組織全体でプロダクトの価値を捉えることの難しさ、チームを超えてコラボレーションすることの大事さ、自分たちで改善していくことの重要性を体感できて、組織としての学習が進んだ1年でした。この学びの価値は、生産性だけでは測ることができないと思います。
振り返ると、長期目線のスタンスを取ることが非常に重要だったのだなと感じています。生産性で測れるような短期の合理性も大事ですが「短期では合理的ではないように見える取り組み」も重要なのではないかと。
短期でスループットを上げるためだけであれば、FASTという選択でなくても良かったでしょう。しかし、全体の価値にどう向き合うかという視点を含めて、その過程で育まれる文化やアイデンティティといった、より抽象的な開発組織としての強みを維持できるかどうかに焦点をあてました。
取り組みを継続させるために長期的な視点とスタンスを持ち、その意義を説明し続けることが、VPoEの責務なのだと思います。
次の1年は、AI時代の新しいスタンダードに向かう
飯田:まとめます。
私たちは、FASTというフレームワークを用いて、機能領域のフィーチャーチームからホールプロダクトに向き合うためのスケーリングに取り組んできました。
スケーリングの過程において、流動性や自律性に関する解釈と、品質を上げるためのチーム構成の要素についての理解が深まりました。サイロの力学やFASTの守破離をどのように捉えていくかについても学びがあったと思います。

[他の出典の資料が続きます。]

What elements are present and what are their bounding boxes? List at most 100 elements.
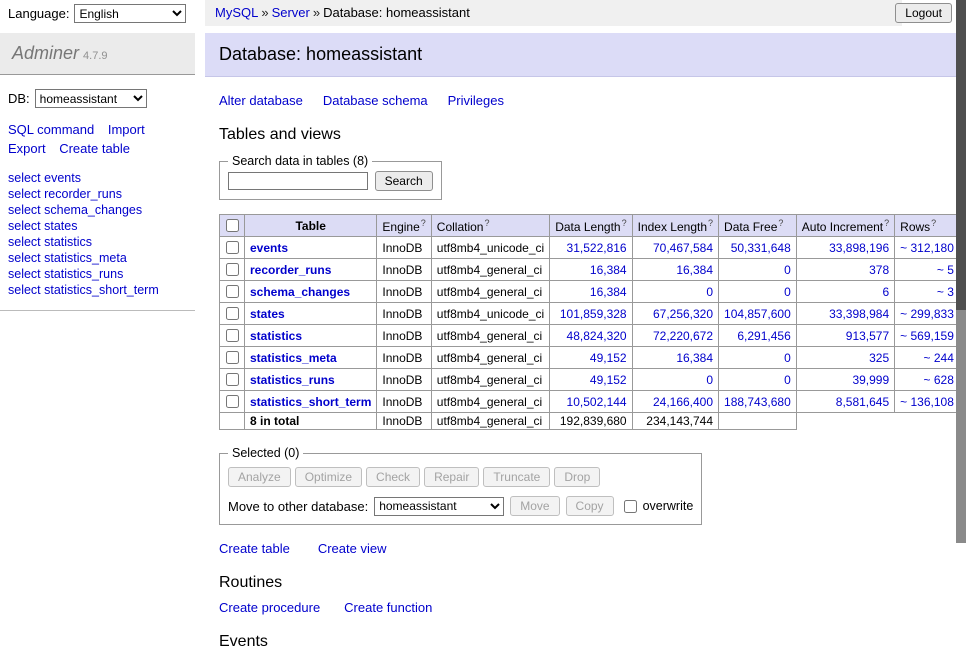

開発生産性という観点では「仕事量の生産性」や「期待付加価値の生産性」の解像度が上がったものの、取り組みや運用の軸足はまだまだこれからの部分があります。次の1年では、AI時代の新しいスタンダードへのチャレンジに取り組みたいと思っています。
FASTを取り入れたことで、長期的な価値となる学びを得られましたし、長期視点での投資はVPoEのスタンスが重要だとわかりました。
ご清聴いただきありがとうございました。